Somehow, we managed to bring ourselves to shore without incident. When we got close to the bank, we pulled a 180 and paddled upstream into the shallows—Alder ejecting himself from his foam pad into the froth before we’d even touched ground. Once he stood on solid mud, Alder pivoted toward me with a wild canid countenance that spoke louder than words: There’s no way in Hell I’m getting back in that boat. I couldn’t have agreed more.
It Takes a Floating Village
I hated being the one to cry uncle, forcing everyone else to come off the river.
Captain Crumbo was the first to approach, looking uncharacteristically awkward in his camouflage-coated kayak. The kayak was designed such that Kim had to lean way back in his seat, with each pull on his oars yielding a palpable strain on his upper body. Later in the trip, Kim accepted my offer of a Thermarest chair to provide him some back support. But for now, he was in obvious pain as he dislodged himself from the tiny cockpit.
“How are you doing?” Kim asked when I arrived by his side, his tone of half-laughter helping to ease my embarrassment. Alder had already greeted him like a long lost friend and was off to visit our companions as they emerged from their crafts. Watching them from a distance, I could imagine a scene from the Lewis and Clark Expedition more than 2 centuries past: a small squadron of bedraggled boaters hauling themselves ashore against an impressionist backdrop of windblown grass and raging water.
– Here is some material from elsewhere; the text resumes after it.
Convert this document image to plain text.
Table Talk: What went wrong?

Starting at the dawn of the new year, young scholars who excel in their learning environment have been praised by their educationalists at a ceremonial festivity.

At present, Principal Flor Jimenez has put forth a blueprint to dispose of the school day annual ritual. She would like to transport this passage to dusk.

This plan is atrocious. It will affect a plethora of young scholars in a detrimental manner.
The unsettling wind prohibited a conversation, which was a good thing for me since I couldn’t have said much to Kim without breaking down in tears. I’ll be forever grateful that he didn’t make me feel like a wimp when I told him I couldn’t go on, despite the blatant inconvenience I caused for all involved. If I had been a member of the Lewis and Clark crew, I probably would have received 50 lashes for my lack of courage in the face of adversity. Instead, Kim immediately kicked into problem-solving mode—a former Navy Seal on the beach carefully assessing a sticky situation.
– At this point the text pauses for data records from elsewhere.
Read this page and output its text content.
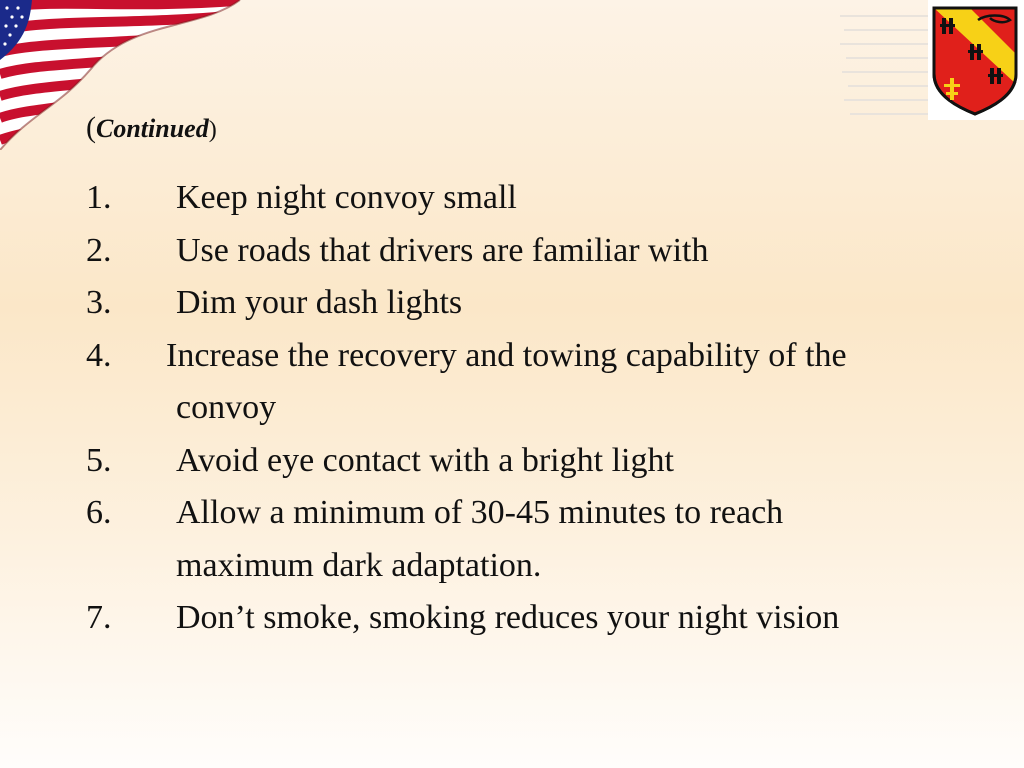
(Continued)
1.	Keep night convoy small
2.	Use roads that drivers are familiar with
3.	Dim your dash lights
4.	Increase the recovery and towing capability of the
convoy
5.	Avoid eye contact with a bright light
6.	Allow a minimum of 30-45 minutes to reach
maximum dark adaptation.
7.	Don’t smoke, smoking reduces your night vision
The next 30 minutes were a lesson in spirited cooperation. Since staying put wasn’t an option given our timeline, we had to reorganize the cast so the show could go on. And quite a show it was:
John took over my role in the canoe, serving as Robert’s power-paddler in the bow. They tackled those waves like there was no tomorrow, translating my terror into 2 boys having fun.
John’s river kayak, temporarily out of commission, was stored as oversized luggage on Sharlow’s mega-raft. The kayak was positioned crosswise on the back of the raft, which appeared to have been t-boned from the heavens above. Poor Sharlow had to paddle 2 boats in 1.
And me? I was the humbled guest of honor on Abbie and Denny’s dory for the day—a luxurious red rowboat that had taken them safely down the Green River during our prior trip together in Utah. Alder and I relaxed like royalty on the dory’s padded seats, basking in the generosity of our co-adventurers on a river gone wild. Would I have even noticed that small herd of snapping turtles on the rocks if I’d been floundering about in my canoe? Maybe, maybe not. But I think I’ll consider them a gift from the wind.